Monday, December 14, 2009

New Tea Book, New Keemun

I just received a new tea book, my favorite thing. It is written by Roy Fong of the Imperial Tea Court store. Since I pre-ordered mine, it is even signed. The Great Teas of China is part memoir, part a discussion of the teas Roy feels are the best. I have only had time to look through it very briefly, but it looks very interesting. What I have read I have thoroughly enjoyed. It would make a great gift for someone you know who loves Chinese tea. It is wonderful for me, as I am only beginning to explore this vast area. I have gotten especially fond of some of the green teas. . Please see or for more on this book or how to order. Today, however, I am going to talk about a black tea.

Chinese Keemun tea was first processed about 1875 – a relative newcomer to Chinese teas. My sample comes from Simpson and Vail, part of my latest order. The dry leaves are small and very black. It has a pleasant fresh roast corn scent and I brewed it for about 4 minutes at 212. The first sips run right to the back and sides of my tongue. It is an earthy, coppery taste, that changes frequently as it cools, going through a phase of strong dark fruits, almost like prunes, but not sweet. It ends with a sharp floral taste. What an adventure! A very good tea.

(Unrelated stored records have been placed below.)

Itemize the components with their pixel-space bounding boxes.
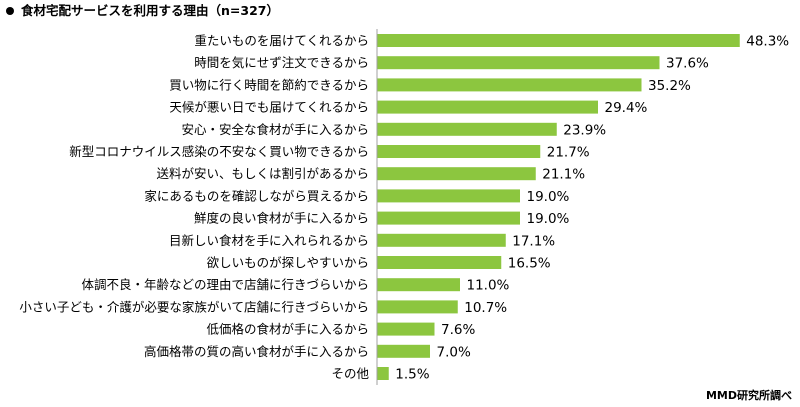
category-label: 小さい子ども・介護が必要な家族がいて店舗に行きづらいから: [19, 299, 369, 314]
category-label: その他: [331, 366, 369, 381]
data-label: 10.7%: [464, 300, 507, 316]
category-label: 目新しい食材を手に入れられるから: [169, 233, 369, 248]
bar: [377, 322, 435, 336]
bar: [377, 78, 642, 92]
data-label: 37.6%: [666, 56, 709, 72]
category-label: 欲しいものが探しやすいから: [207, 255, 369, 270]
data-label: 16.5%: [508, 256, 551, 272]
bar: [377, 278, 460, 292]
bar: [377, 56, 660, 70]
data-label: 23.9%: [563, 122, 606, 138]
bar: [377, 233, 506, 247]
data-label: 19.0%: [527, 211, 570, 227]
bar: [377, 189, 520, 203]
data-label: 21.1%: [542, 167, 585, 183]
category-label: 買い物に行く時間を節約できるから: [169, 77, 369, 92]
data-label: 17.1%: [512, 233, 555, 249]
category-label: 時間を気にせず注文できるから: [194, 55, 369, 70]
data-label: 7.0%: [437, 344, 471, 360]
data-label: 21.7%: [547, 145, 590, 161]
bar: [377, 367, 389, 380]
category-label: 送料が安い、もしくは割引があるから: [156, 166, 369, 181]
data-label: 11.0%: [467, 278, 510, 294]
bar: [377, 100, 598, 114]
chart-title: 食材宅配サービスを利用する理由（n=327）: [4, 3, 279, 19]
source-note: MMD研究所調べ: [705, 389, 792, 402]
data-label: 1.5%: [395, 367, 429, 383]
category-label: 鮮度の良い食材が手に入るから: [194, 211, 369, 226]
data-label: 29.4%: [605, 100, 648, 116]
category-label: 安心・安全な食材が手に入るから: [181, 122, 369, 137]
category-label: 新型コロナウイルス感染の不安なく買い物できるから: [69, 144, 369, 159]
category-label: 天候が悪い日でも届けてくれるから: [169, 100, 369, 115]
bar: [377, 211, 520, 225]
bar: [377, 145, 541, 158]
bullet-icon: [6, 7, 14, 15]
bar: [377, 344, 430, 358]
category-label: 高価格帯の質の高い食材が手に入るから: [144, 344, 369, 359]
bar: [377, 34, 740, 47]
chart-title-text: 食材宅配サービスを利用する理由（n=327）: [21, 3, 279, 18]
bar: [377, 122, 557, 136]
category-label: 低価格の食材が手に入るから: [206, 322, 369, 337]
category-label: 重たいものを届けてくれるから: [194, 33, 369, 48]
data-label: 35.2%: [648, 78, 691, 94]
data-label: 48.3%: [746, 34, 789, 50]
bar: [377, 256, 502, 269]
category-label: 家にあるものを確認しながら買えるから: [144, 188, 369, 203]
data-label: 19.0%: [527, 189, 570, 205]
bar: [377, 167, 536, 181]
bar: [377, 300, 458, 314]
data-label: 7.6%: [441, 322, 475, 338]
category-label: 体調不良・年齢などの理由で店舗に行きづらいから: [81, 277, 369, 292]
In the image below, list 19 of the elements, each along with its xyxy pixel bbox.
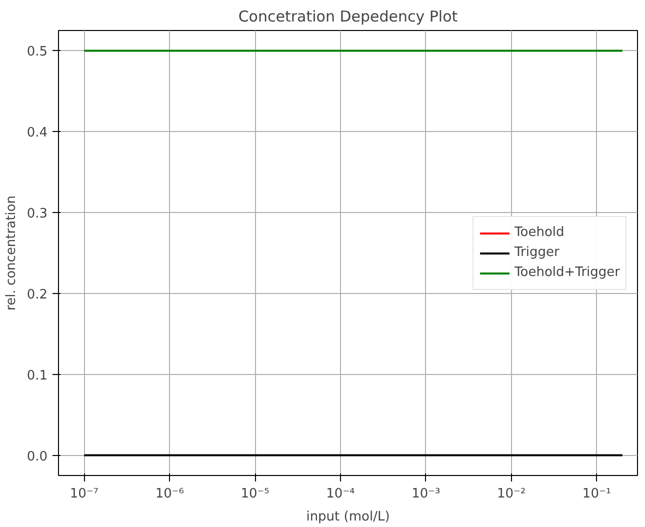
legend-label: Trigger xyxy=(514,245,560,260)
y-tick-label: 0.3 xyxy=(26,206,48,222)
x-tick-label: 10⁻⁶ xyxy=(155,486,184,502)
x-tick-label: 10⁻⁴ xyxy=(326,486,355,502)
x-tick-label: 10⁻⁷ xyxy=(70,486,99,502)
y-tick-label: 0.2 xyxy=(26,287,48,302)
x-tick-label: 10⁻¹ xyxy=(582,486,612,502)
y-axis-title: rel. concentration xyxy=(4,196,19,310)
y-tick-label: 0.5 xyxy=(26,44,48,60)
legend-label: Toehold xyxy=(514,225,564,240)
x-tick-label: 10⁻⁵ xyxy=(240,486,270,502)
x-tick-label: 10⁻² xyxy=(497,486,526,502)
x-tick-label: 10⁻³ xyxy=(412,486,440,502)
chart-title: Concetration Depedency Plot xyxy=(238,8,458,26)
y-tick-label: 0.1 xyxy=(26,368,48,384)
y-tick-label: 0.4 xyxy=(26,126,48,141)
x-axis-title: input (mol/L) xyxy=(306,510,390,524)
y-tick-label: 0.0 xyxy=(26,449,48,464)
legend-label: Toehold+Trigger xyxy=(514,265,620,280)
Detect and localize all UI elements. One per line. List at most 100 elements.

I think the very good to great teas are like that – every cup is an adventure. It is less so with many of the straightforward black teas, but with some Darjeelings, certainly with Oolongs and greens, there is a lot of flavor nuance with every cup, you never really know where you are going or where you will end up!

1 comment:

Tony said...

I love the book. Its great to see stuff being translated for the first time in English. James Norwood Pratt's tea dictionary will be another big one next year.